Perasaan deja vu2 melintasi benaknya. Sosok pria itu dan tingginya persis seperti lelaki yang ditemuinya di masa lalu, dan pria ini memiliki sensasi yang kuat dan unik tentang ---- bagaimana menjelaskannya? Keperksaan, tantangan, dan kesendirian. Walaupun dia tidak melakukan apa-apa, sangat tidak mungkin bagi seseorang untuk menyangkal keberadaannya.

Pria itu berjalan kearahnya dengan kaki panjangnya. Lin Qian segera berpaling dan melihat ke jendela.

Langkah pria itu tegap namun lincah, melewatinya dengan cepat. Dari bayangan samar di kaca jendela, Lin Qian melihat dia duduk di baris terakhir.

Bus itu pun berangkat.

Malam itu sedingin es dengan dihiasi sinar bulan yang terang benderang dan bintang-bintang yang bertaburan di langit. Bus itu berderik-derik di sepanjang jalan yang sepi.

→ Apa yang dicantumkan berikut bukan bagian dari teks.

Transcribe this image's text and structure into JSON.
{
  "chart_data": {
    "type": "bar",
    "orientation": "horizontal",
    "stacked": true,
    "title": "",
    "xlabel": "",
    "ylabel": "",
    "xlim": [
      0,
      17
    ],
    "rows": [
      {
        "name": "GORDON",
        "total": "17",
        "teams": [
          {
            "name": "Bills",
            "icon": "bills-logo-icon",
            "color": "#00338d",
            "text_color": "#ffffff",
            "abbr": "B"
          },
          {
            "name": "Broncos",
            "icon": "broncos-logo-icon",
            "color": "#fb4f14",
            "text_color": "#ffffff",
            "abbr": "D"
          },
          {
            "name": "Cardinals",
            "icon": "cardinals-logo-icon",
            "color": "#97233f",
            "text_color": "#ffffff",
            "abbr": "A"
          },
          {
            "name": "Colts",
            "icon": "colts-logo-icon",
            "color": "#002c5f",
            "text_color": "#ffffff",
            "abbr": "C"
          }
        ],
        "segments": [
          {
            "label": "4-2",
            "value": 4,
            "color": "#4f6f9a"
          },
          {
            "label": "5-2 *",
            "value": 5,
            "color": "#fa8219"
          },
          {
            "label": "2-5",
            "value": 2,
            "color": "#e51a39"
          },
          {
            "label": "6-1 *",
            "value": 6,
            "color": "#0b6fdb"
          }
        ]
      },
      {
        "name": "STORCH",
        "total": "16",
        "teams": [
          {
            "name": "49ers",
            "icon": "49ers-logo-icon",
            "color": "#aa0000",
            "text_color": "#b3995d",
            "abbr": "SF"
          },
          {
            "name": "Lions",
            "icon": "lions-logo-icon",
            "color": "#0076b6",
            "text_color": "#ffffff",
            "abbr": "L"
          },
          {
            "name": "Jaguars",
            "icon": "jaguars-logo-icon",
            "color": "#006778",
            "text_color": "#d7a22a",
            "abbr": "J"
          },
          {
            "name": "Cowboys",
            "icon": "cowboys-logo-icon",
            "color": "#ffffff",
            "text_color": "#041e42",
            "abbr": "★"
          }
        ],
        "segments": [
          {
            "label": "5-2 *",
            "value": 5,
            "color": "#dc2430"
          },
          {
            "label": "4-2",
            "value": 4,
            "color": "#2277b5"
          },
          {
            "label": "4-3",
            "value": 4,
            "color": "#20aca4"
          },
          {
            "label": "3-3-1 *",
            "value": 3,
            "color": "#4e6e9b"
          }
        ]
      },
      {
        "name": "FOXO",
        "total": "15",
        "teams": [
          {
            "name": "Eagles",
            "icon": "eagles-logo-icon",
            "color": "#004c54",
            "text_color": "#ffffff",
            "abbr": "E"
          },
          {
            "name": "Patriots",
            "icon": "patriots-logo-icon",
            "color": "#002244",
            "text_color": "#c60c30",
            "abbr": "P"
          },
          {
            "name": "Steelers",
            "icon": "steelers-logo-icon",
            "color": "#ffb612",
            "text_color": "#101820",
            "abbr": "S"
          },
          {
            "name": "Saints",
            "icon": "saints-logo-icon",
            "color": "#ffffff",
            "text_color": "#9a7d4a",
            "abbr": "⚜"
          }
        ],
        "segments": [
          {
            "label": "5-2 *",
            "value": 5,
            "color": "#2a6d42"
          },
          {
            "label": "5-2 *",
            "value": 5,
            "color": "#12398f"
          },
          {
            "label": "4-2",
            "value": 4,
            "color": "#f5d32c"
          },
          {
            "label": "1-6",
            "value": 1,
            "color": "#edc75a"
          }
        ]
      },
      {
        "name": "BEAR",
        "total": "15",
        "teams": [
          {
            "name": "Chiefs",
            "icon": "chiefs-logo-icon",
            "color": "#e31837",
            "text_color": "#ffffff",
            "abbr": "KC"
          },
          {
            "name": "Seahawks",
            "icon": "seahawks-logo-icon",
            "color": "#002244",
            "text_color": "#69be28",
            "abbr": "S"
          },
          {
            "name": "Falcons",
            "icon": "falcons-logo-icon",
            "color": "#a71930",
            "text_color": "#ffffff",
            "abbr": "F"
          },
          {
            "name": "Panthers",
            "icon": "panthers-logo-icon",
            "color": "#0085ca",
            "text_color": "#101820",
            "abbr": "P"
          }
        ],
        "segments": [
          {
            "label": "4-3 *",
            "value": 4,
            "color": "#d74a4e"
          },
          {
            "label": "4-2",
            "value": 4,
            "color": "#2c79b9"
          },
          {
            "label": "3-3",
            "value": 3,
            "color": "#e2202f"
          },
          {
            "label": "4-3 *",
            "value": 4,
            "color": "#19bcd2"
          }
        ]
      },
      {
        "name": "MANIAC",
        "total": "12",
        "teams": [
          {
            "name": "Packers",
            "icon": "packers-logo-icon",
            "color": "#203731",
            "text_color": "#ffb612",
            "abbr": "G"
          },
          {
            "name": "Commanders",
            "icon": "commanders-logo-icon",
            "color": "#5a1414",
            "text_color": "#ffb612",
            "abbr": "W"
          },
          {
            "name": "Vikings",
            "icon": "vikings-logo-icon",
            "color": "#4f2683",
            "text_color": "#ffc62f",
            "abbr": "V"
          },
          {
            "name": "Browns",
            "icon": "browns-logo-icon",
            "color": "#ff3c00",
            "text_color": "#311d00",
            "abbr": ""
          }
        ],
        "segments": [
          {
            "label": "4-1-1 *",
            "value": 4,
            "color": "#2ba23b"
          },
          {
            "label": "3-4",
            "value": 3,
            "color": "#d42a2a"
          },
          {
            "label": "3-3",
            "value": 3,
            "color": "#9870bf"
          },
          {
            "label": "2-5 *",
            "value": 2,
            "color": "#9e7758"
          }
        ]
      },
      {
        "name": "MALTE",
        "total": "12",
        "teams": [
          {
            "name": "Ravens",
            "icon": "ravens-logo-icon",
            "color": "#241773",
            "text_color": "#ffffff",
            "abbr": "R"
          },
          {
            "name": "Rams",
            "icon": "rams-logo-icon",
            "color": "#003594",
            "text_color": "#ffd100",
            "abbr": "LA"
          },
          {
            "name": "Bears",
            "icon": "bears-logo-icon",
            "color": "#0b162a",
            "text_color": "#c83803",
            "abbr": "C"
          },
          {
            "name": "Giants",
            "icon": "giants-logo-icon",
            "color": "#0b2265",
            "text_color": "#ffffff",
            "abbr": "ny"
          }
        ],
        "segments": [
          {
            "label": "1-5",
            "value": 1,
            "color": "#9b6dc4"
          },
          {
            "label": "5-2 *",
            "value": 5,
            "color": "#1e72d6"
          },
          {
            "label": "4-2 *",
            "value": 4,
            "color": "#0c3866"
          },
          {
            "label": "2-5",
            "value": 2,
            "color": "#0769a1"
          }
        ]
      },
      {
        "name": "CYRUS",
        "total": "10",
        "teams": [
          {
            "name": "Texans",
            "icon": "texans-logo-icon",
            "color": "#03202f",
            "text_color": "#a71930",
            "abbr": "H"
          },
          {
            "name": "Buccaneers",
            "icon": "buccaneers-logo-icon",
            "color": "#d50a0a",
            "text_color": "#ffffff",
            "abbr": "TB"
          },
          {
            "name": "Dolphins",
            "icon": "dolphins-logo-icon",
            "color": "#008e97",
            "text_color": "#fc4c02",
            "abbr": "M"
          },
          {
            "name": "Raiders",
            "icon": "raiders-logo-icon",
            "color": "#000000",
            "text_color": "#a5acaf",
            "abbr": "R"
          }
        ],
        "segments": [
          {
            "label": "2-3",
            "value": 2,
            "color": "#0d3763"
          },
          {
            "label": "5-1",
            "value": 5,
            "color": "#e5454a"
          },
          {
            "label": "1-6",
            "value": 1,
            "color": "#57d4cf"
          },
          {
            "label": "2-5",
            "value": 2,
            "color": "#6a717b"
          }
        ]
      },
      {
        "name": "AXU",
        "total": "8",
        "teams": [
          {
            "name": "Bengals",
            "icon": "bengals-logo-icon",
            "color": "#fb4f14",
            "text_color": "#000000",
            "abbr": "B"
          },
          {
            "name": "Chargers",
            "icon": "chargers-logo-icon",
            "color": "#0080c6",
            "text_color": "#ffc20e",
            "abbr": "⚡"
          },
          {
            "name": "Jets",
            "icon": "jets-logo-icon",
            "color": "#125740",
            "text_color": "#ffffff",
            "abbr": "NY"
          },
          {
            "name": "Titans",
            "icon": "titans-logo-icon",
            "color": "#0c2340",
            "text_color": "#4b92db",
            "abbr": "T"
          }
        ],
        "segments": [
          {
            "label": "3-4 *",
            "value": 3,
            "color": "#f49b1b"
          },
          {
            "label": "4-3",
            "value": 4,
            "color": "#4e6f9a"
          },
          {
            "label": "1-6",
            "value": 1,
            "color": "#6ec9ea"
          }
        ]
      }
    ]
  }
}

Duduk selama beberapa saat, Lin Qian tidak dapat menahan rasa penasarannya. Dia langsung membalikkan badan dan memandang ke arah pria itu.

Nah.....

Dia lagi-lagi sedang tertidur.

Pria itu langsung memposisikan tubuh tingginya di kursi. Satu tangannya disandarkan di bagian belakang bangku depannya, dimana dia membenamkan wajahnya, dan tangan satunya tergeletak santai di atas pangkuannya. Topi di kepalanya menutupi seluruh wajahnya. Tidak jauh darinya, Lin Qian dapat mendengar napasnya yang teratur.

Hai, Kucing buas.

Lin Qian menahan tawanya.

Dia mencondongkan tubuhnya kedepan dan menundukkan kepalanya, mencoba mengintip wajah pria itu dari bawah untuk melihat apakah itu pria yang sama. Tetapi cahaya di dalam bus saat itu redup dan berbayang sehingga dia hanya bisa melihat sosok itu dengan samar.

"Apa yang sedang kau lihat?" Suara yang jernih dan dalam memecah kesunyian.

Terperanjat, Lin Qian segera menegakkan badannya dan tersipu. Pria itu mengangkat wajahnya perlahan dari tangannya, dan menatap lembut ke arah Lin Qian dengan mata hitamnya yang bersinar.